Category Charlie Haden, Geri Allen, Paul Motian

11 Responses to Nobody Knows what Britney Knows

  1. One of the most beautiful songs ever written, in my opinion. I’ve tried playing it on piano before, could never make it work, so it’s nice to hear Geri do it so well.

    I love Charlie’s solo-he has a very interesting sound on the bass, it strikes me as being more focused and concentrated, whereas Ron Carter, for example has a very expansive sound.

    I just picked up year of the Dragon by the same trio, it’s a great record.

  2. I am a devoted reader of your continually thought provoking posts. In the spirit of provoking inquiry and taking the opportunity to educate your audience. I might suggest that your recent post also credit the painter Willem DeKooning as the maker of the image you utiilized and maybe further the context of your choice by citing the date the painting was executed.

    Thank you and please continue!

  3. Thanks for the comment, Derbyseville, and for the compliment, Wally. If you leave your cursor arrow still, over the art, for a long moment, the attribution info should appear (I’ve since added the year). Not sure if that’s the best way to do it; it’s certainly the least obtrusive. As someone who is rather addicted to reading wall tags at museums, I sometimes find it freeing NOT to know what I’m looking at, at least right away.

  4. Yes! Geri is a big influence, and I love this record.

  5. If I may pick nits, if Motian and Haden were 20 years older than Geri Allen when they made the recording, they’re probably still 20 years older today. :)

    Thanks for keeping the posts coming.

  6. Hi, I am crazy (I mean “crazy”) about “Lonely Woman”. If anyone’s interested, here is the full list of versions in my possession:


    (great blog by the way!)

    (and I mean Destination Out, of course …)

  7. okay, I’ll (meaninglessly and pointlessly) throw out a contrarian sentiment.
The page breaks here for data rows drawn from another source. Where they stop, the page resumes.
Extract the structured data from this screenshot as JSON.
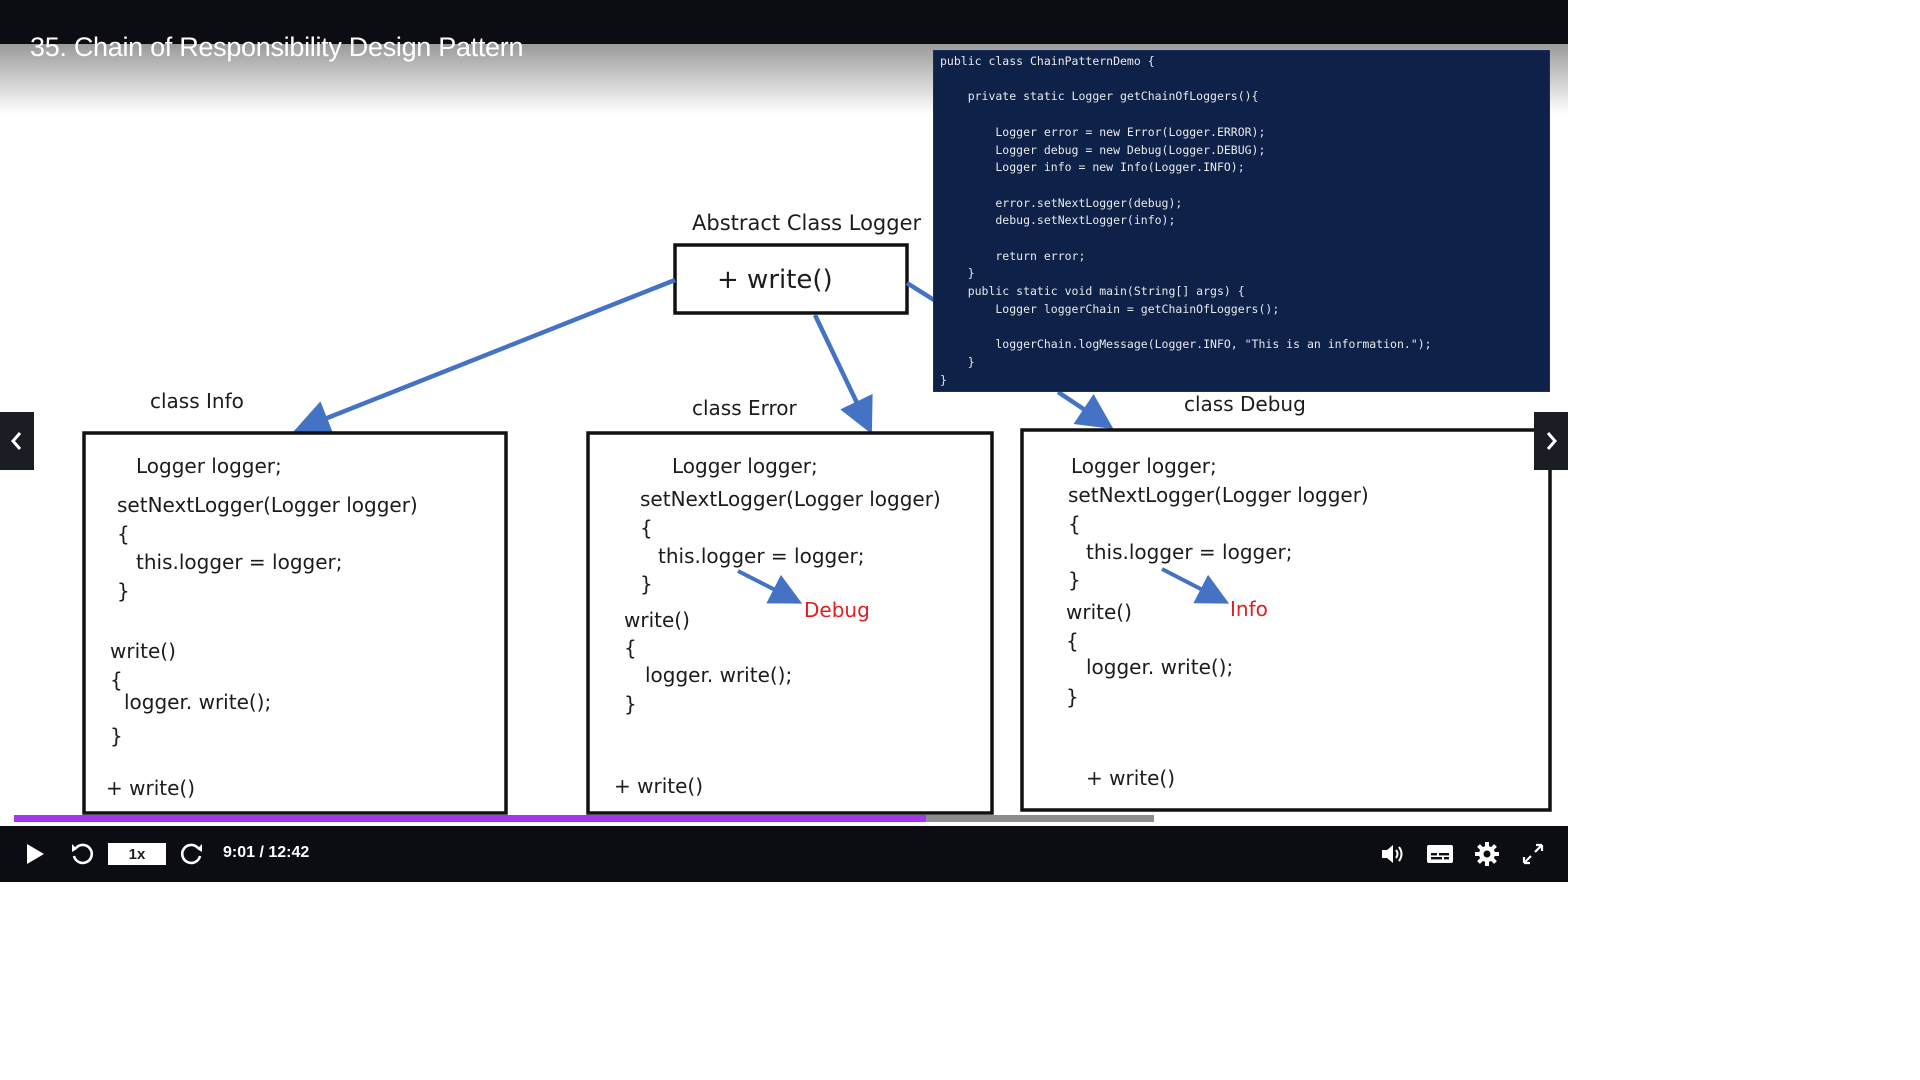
{
  "video": {
    "title": "35. Chain of Responsibility Design Pattern"
  },
  "diagram": {
    "abstract_label": "Abstract Class Logger",
    "abstract_method": "+ write()",
    "classes": [
      {
        "label": "class Info",
        "lines": [
          "Logger logger;",
          "setNextLogger(Logger logger)",
          "{",
          "this.logger = logger;",
          "}",
          "write()",
          "{",
          "logger. write();",
          "}",
          "+ write()"
        ]
      },
      {
        "label": "class Error",
        "lines": [
          "Logger logger;",
          "setNextLogger(Logger logger)",
          "{",
          "this.logger = logger;",
          "}",
          "write()",
          "{",
          "logger. write();",
          "}",
          "+ write()"
        ],
        "annotation": "Debug"
      },
      {
        "label": "class Debug",
        "lines": [
          "Logger logger;",
          "setNextLogger(Logger logger)",
          "{",
          "this.logger = logger;",
          "}",
          "write()",
          "{",
          "logger. write();",
          "}",
          "+ write()"
        ],
        "annotation": "Info"
      }
    ],
    "arrow_color": "#4472c4",
    "annotation_color": "#e02020"
  },
  "code": {
    "lines": [
      "public class ChainPatternDemo {",
      "",
      "    private static Logger getChainOfLoggers(){",
      "",
      "        Logger error = new Error(Logger.ERROR);",
      "        Logger debug = new Debug(Logger.DEBUG);",
      "        Logger info = new Info(Logger.INFO);",
      "",
      "        error.setNextLogger(debug);",
      "        debug.setNextLogger(info);",
      "",
      "        return error;",
      "    }",
      "    public static void main(String[] args) {",
      "        Logger loggerChain = getChainOfLoggers();",
      "",
      "        loggerChain.logMessage(Logger.INFO, \"This is an information.\");",
      "    }",
      "}"
    ],
    "background": "#0d2149"
  },
  "player": {
    "speed_label": "1x",
    "time_current": "9:01",
    "time_total": "12:42",
    "time_display": "9:01 / 12:42",
    "progress": 0.8,
    "accent": "#a435f0",
    "icons": {
      "play": "play-icon",
      "rewind": "rewind-icon",
      "forward": "forward-icon",
      "volume": "volume-icon",
      "captions": "captions-icon",
      "settings": "gear-icon",
      "fullscreen": "fullscreen-icon",
      "prev": "chevron-left-icon",
      "next": "chevron-right-icon"
    }
  }
}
Ugh, this is so altogether literal and lacking in imagination. Motian and Haden largely recapitulate the original recording’s rhythm section feel and Allen is completely and totally lost in her solo. Her statement of the head has a lovely clarity and spareness, granted. The overall feeling for me is bereft of anything like the impact of OC’s SOJTC heart-rending rendering. Obviously I reveal my own shortcomings as much as anything when I say the direction of some late ’80s into ’90s jazz was too thoroughly slick, emotionally pale and oh-so-suave and smooth. By the time this track is over it’s like nothing at all happened. Mailed in, basically.


  8. peter – obviously disagree with you here but contrarian sentiments always more than welcome, especially when they’re so thoughtful.

  9. Forgive what may sound like counter-heresy – but imagine if you’d never heard Ornette’s original? Indeed, I was young and innocent enough at the time of this release (17, I think) that this was the version I heard first. To me it was more than just a great take – it was a defining moment of my callow life. When I heard the original, a year or so later, I was sort of surprised at how brash and extroverted it seemed by comparison; it took a while for me to get used to it. Perhaps one version overdetermines another. If I’d heard them in reverse order, maybe I’d have been surprised at how uneventful this one was. But I think it’s clear that Geri worked hard to sculpt her own very different approach on it – somehow not even *needing* to imitate the original – and that’s why I think it still mystifies.

  10. I’ll listen to it some more.


  11. I would love to hear this trio do a whole album of Herbie Nichols compositions. If they checked their diaries now, they should be on course to mark what would have been his 90th birthday (January 3 2009).